The baby is now gone to bed - I only got 15mins away from the computer with him before he went to bed, ds is on his iPad because I just feel too stressed to try entertaining him.

ArtichokeAardvark · 16/06/2020 18:47

You are not alone. I'm not usually a weepy person at all, but I'm crying with exhaustion most days at the moment. The only thing I can say is that this won't last forever, and take things one day at a time.

Hopeisnotastrategy · 16/06/2020 18:50

Everybody has their own issues to deal with, and everybody has their good days and their bad days. Please don’t compare yourself with anybody else.

For today you’ve done more than enough. If your young ones are fed and happy just put them to bed and have some down time. Tomorrow is another day, you don’t need to worry about anything else till then.
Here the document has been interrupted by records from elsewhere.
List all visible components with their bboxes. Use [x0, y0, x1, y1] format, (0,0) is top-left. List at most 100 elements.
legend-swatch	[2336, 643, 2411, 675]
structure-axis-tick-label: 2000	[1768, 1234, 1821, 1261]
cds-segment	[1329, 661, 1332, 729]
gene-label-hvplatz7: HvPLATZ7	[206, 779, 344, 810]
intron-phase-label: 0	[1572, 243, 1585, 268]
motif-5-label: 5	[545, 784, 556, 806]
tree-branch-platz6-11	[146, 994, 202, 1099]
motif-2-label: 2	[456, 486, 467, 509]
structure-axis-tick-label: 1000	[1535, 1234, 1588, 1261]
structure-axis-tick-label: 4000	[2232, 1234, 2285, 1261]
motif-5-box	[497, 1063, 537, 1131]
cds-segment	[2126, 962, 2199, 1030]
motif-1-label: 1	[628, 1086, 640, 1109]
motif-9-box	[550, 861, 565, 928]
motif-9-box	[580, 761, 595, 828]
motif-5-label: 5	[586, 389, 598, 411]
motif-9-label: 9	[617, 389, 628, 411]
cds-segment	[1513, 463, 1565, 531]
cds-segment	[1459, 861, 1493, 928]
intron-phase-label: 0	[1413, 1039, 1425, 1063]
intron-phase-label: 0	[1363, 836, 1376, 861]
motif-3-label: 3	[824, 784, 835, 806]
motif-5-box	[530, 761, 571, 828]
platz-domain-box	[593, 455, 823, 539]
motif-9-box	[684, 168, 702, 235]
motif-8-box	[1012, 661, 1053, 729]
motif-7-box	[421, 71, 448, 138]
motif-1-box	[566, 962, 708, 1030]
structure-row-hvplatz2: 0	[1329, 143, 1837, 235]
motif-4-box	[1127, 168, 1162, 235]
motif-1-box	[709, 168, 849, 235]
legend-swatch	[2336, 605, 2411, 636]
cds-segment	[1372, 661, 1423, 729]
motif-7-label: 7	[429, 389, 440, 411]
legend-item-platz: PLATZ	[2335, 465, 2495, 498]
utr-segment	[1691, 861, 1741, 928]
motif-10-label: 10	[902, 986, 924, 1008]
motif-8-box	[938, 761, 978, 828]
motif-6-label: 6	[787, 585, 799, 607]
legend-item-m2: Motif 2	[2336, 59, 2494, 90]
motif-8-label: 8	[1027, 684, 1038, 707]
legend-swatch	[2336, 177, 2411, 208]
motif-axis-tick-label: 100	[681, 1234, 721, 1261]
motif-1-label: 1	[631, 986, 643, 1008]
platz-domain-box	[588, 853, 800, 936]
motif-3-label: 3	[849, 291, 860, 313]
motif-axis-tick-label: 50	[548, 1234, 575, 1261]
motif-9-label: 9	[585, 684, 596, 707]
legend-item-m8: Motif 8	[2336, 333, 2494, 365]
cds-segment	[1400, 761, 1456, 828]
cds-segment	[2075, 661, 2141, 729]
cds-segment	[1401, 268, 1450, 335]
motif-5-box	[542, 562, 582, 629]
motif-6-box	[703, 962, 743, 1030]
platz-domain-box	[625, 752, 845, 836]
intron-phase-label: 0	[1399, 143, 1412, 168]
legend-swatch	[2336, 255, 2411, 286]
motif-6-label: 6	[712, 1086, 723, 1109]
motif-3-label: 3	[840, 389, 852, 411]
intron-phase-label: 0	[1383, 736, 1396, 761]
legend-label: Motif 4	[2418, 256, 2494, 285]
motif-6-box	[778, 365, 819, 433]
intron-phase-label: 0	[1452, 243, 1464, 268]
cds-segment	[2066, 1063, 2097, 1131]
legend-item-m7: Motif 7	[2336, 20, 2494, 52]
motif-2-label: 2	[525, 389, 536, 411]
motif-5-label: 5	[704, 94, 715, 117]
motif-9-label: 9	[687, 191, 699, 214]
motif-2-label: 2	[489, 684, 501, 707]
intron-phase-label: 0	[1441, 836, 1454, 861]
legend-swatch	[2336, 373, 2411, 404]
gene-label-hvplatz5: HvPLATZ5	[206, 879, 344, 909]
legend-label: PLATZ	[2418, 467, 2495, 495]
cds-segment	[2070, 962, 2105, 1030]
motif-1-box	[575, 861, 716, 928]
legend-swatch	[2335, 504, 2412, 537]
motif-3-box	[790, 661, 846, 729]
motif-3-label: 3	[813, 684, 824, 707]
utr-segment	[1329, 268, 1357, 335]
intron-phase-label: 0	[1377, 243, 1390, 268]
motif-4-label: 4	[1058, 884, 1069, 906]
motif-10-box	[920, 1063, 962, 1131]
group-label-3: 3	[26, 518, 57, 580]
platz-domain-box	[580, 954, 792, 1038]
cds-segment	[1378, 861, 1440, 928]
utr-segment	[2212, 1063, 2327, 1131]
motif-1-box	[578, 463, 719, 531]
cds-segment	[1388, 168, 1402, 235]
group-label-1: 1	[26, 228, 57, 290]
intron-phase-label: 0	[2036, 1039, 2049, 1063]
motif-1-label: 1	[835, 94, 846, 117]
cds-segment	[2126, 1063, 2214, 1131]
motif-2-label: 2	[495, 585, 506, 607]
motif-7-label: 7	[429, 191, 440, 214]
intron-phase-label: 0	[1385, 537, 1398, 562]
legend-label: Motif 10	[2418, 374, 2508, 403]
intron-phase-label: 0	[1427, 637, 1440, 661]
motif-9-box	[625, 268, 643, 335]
It’s a credo that’s got me through some very tough times. Look after yourself. 💐

AbsolCatly · 16/06/2020 18:58

Today is a struggle here too, DD(5) has done practically no work since lockdown, DS(14) with SEN has done practically no work since lock down, DD(15) is sacrificing her study time to make sure the younger 2 don't trash the house / break each other while I work long days with maybe a few minutes here or there to check they are still alive / have eaten. DH works long hours out of the home.
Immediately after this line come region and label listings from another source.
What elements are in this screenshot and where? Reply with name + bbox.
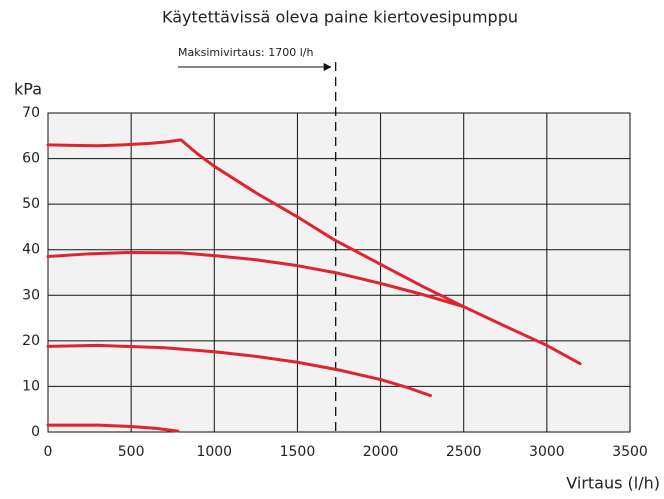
y-tick-label: 20 xyxy=(22,333,40,349)
x-tick-label: 1000 xyxy=(196,444,232,460)
y-tick-label: 0 xyxy=(31,424,40,440)
x-tick-label: 2500 xyxy=(446,444,482,460)
x-tick-label: 1500 xyxy=(280,444,316,460)
x-axis-label: Virtaus (l/h) xyxy=(566,474,660,493)
y-axis-label: kPa xyxy=(14,80,42,99)
y-tick-label: 70 xyxy=(22,105,40,121)
chart-title: Käytettävissä oleva paine kiertovesipump… xyxy=(162,8,518,27)
curve xyxy=(46,138,582,366)
y-tick-label: 30 xyxy=(22,287,40,303)
y-tick-label: 50 xyxy=(22,196,40,212)
curve xyxy=(46,343,432,398)
y-tick-label: 60 xyxy=(22,151,40,167)
curve xyxy=(46,250,466,309)
arrow-head xyxy=(323,63,332,71)
plot-border xyxy=(47,112,631,433)
x-tick-label: 3500 xyxy=(612,444,648,460)
x-tick-label: 3000 xyxy=(529,444,565,460)
y-tick-label: 10 xyxy=(22,378,40,394)
x-tick-label: 0 xyxy=(44,444,53,460)
x-tick-label: 2000 xyxy=(363,444,399,460)
y-tick-label: 40 xyxy=(22,242,40,258)
annotation-label: Maksimivirtaus: 1700 l/h xyxy=(178,46,313,59)
curve xyxy=(46,423,180,433)
x-tick-label: 500 xyxy=(118,444,145,460)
Neither of us even had the option of furlough - key workers but not healthcare

I am crying reading the emails today about the plan for August - if they only get 2 days of school then they will only be learning 2 days - no after school care and my office talking about ending the WFH in August, I asked if there had been any discussion on how to support parents with no childcare but it's going to be individual discussions and arrangements (am reading that as we expect you to magic a solution out of your arse) - unpaid leave would only work if I can get someone else to cover my bills!

pigeon999 · 16/06/2020 19:06

Can I just say you should just call the GP, even if it gets a fraction better, it won't last for long in my experience. There is just to much pressure at the moment. If you take time out now, you can avoid a proper MH crisis. Your body is trying to talk to you, it is telling you that you are working outside your limits for much too long. Fine in the very short term, we can cope on adrenaline, but for the long term there is just nothing in the reserves. If you are signed off for a few weeks it will give you a chance to get to the end of the school year (whether you do anything with them or not) and space to consider what other options are available to you after the leave ends. Your team will understand, really they will. They don't come before you, because without you nothing happens for anyone.

Please call, even if you are better, don't wait until you are too desperate.